Advanced Clinical Optimization of the Haigis-L Formula in Refractive Surgery

Abstract

Relevance:
Cataract surgery is practically inevitable in the general population. Accurate intraocular lens (IOL) power calculation is crucial to achieving optimal postoperative outcomes. The increasing incidence of cataract surgery following previous refractive procedures, due to lens sclerosis, compromises visual acuity and quality of life. Improving prediction formulas is essential to restore visual function effectively in these patients.

Purpose:
To evaluate the accuracy and predictability of intraocular lens (IOL) power calculation formulas in cataract patients previously treated with refractive surgery (both myopic and hyperopic LASIK), and to analyze the correlation between the amount of corrected refractive error and the precision of IOL power prediction.

Methods:
A retrospective, non-randomized study was conducted on patients from Sectors I and II of Zaragoza who had undergone cataract surgery after previous refractive surgery.
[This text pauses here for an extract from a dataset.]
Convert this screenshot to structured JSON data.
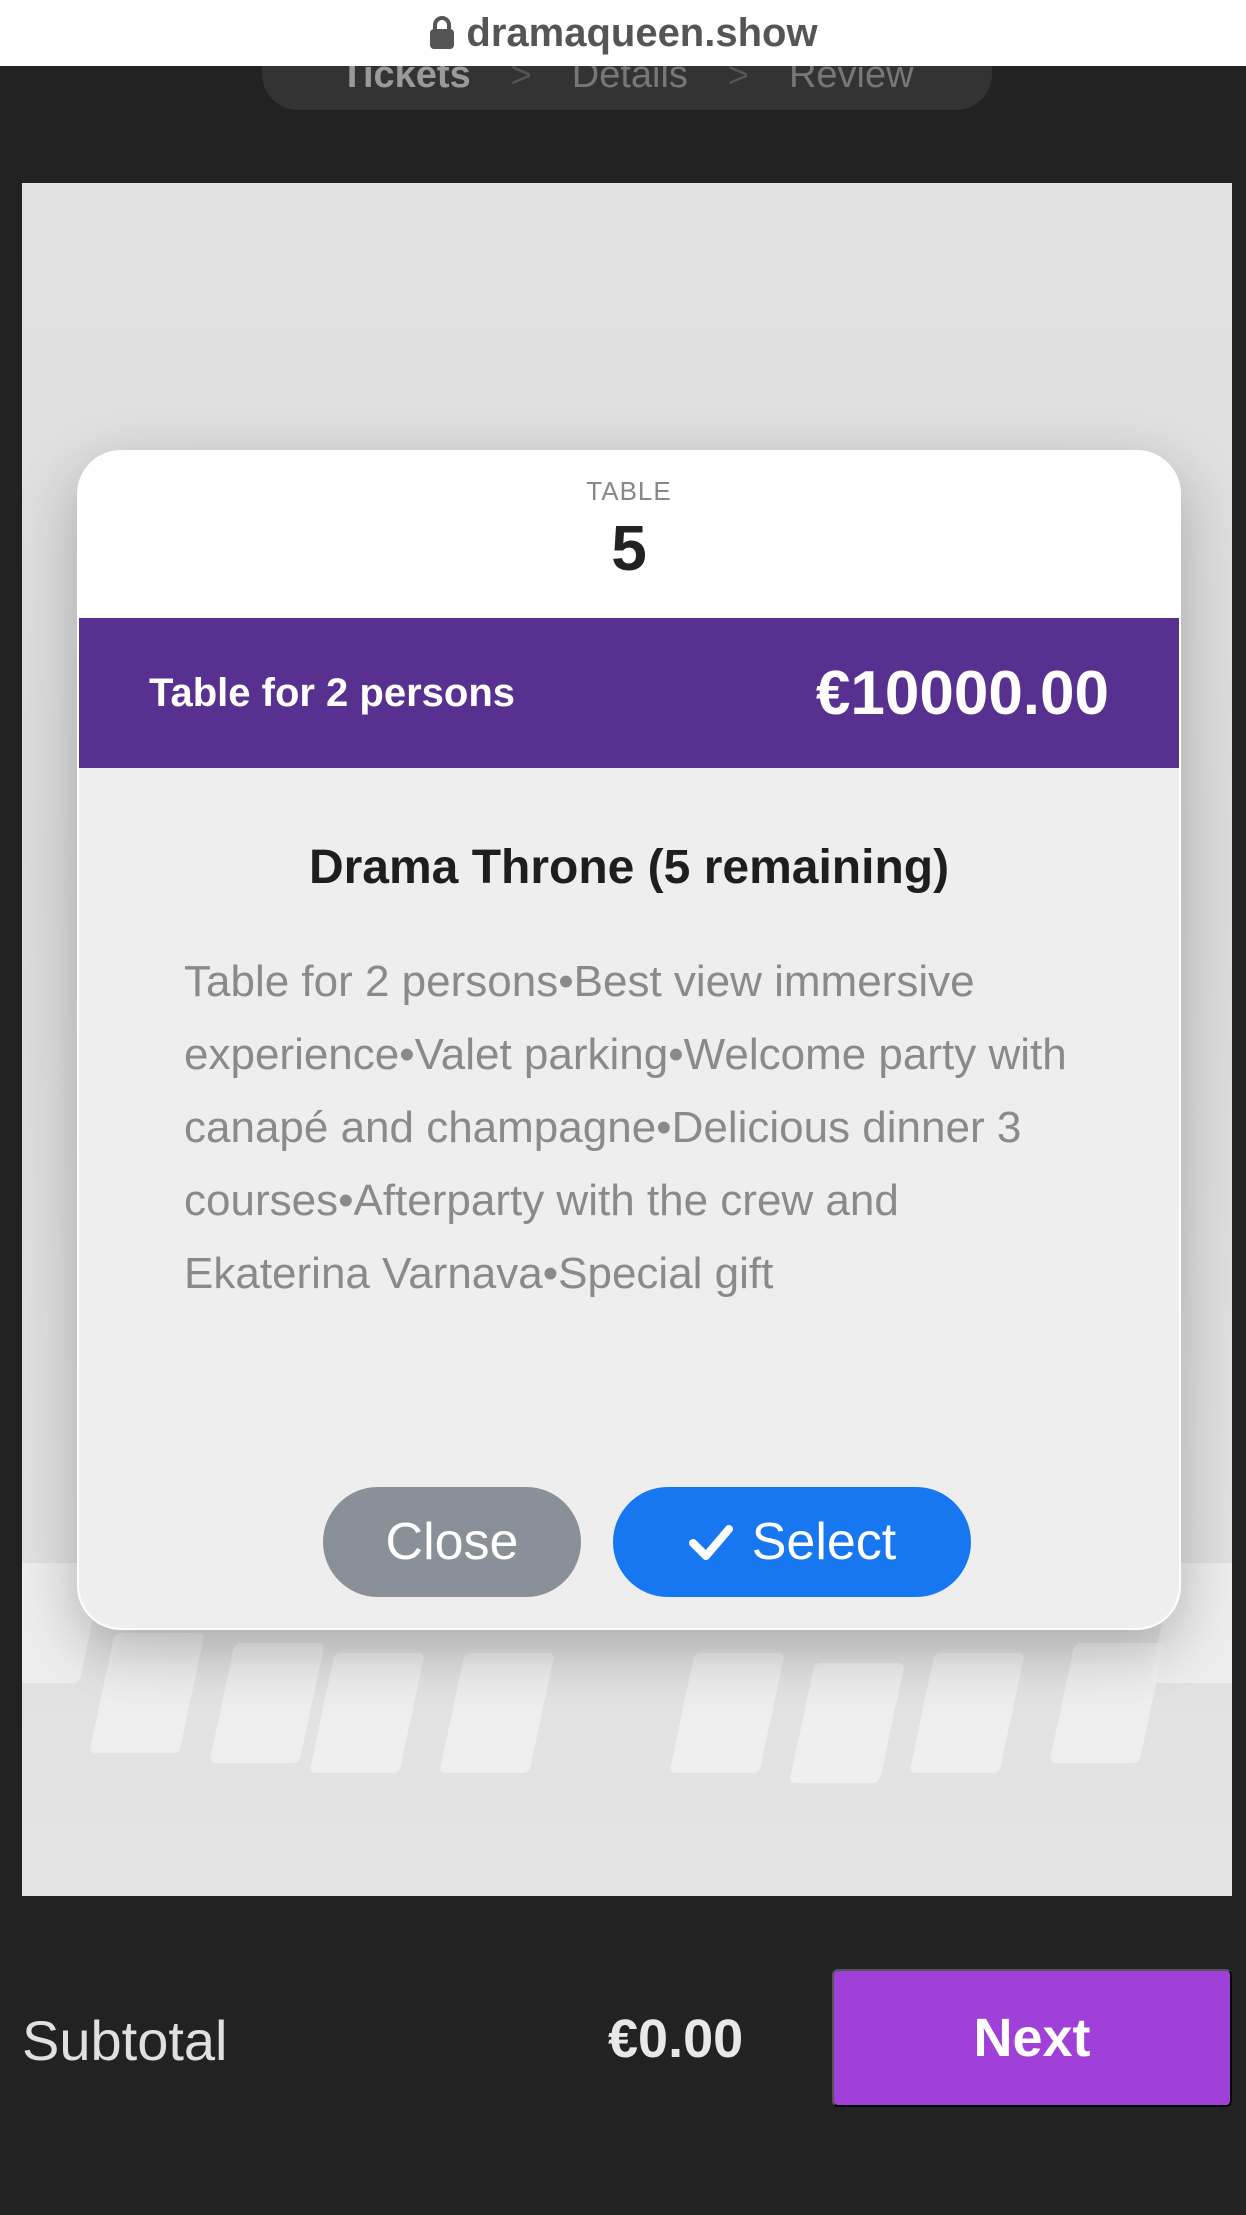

Data collected included pre- and post-refractive surgery keratometry, axial length, implanted IOL power, and IOL constants (a0, a1, a2). IOL power was recalculated using the Haigis-L formula with an estimated keratometry value derived from linear regression models according to ranges of refractive error. Inclusion and exclusion criteria were applied to define the study cohort.

Results:
Seventy-one cases were analyzed and classified into hyperopia (n=13 cases), low myopia (n=17), moderate myopia (n=14), high myopia (n=16), and extreme myopia (n=11).
Using the Haigis-L formula, the mean prediction errors were −1.52 ± 1.15 D for myopic eyes and 0.09 ± 0.72 D for hyperopic eyes.
Regression models tailored to refractive error ranges improved prediction accuracy, yielding errors of −0.21 ± 2.0 D for myopic eyes and 0.6 ± 1.44 D for hyperopic eyes.
A specific regression model including myopias greater than 7.5 D achieved a mean error of −0.27 ± 1.31 D for myopic eyes.

Conclusions:
The Haigis-L formula demonstrated superior accuracy for hyperopic patients. A low myopia regression model performed best up to −2.5 D, whereas a broader myopia regression model, including higher myopic corrections, was preferable for the remaining cases. Further optimization of the latter model is recommended to minimize myopic prediction errors.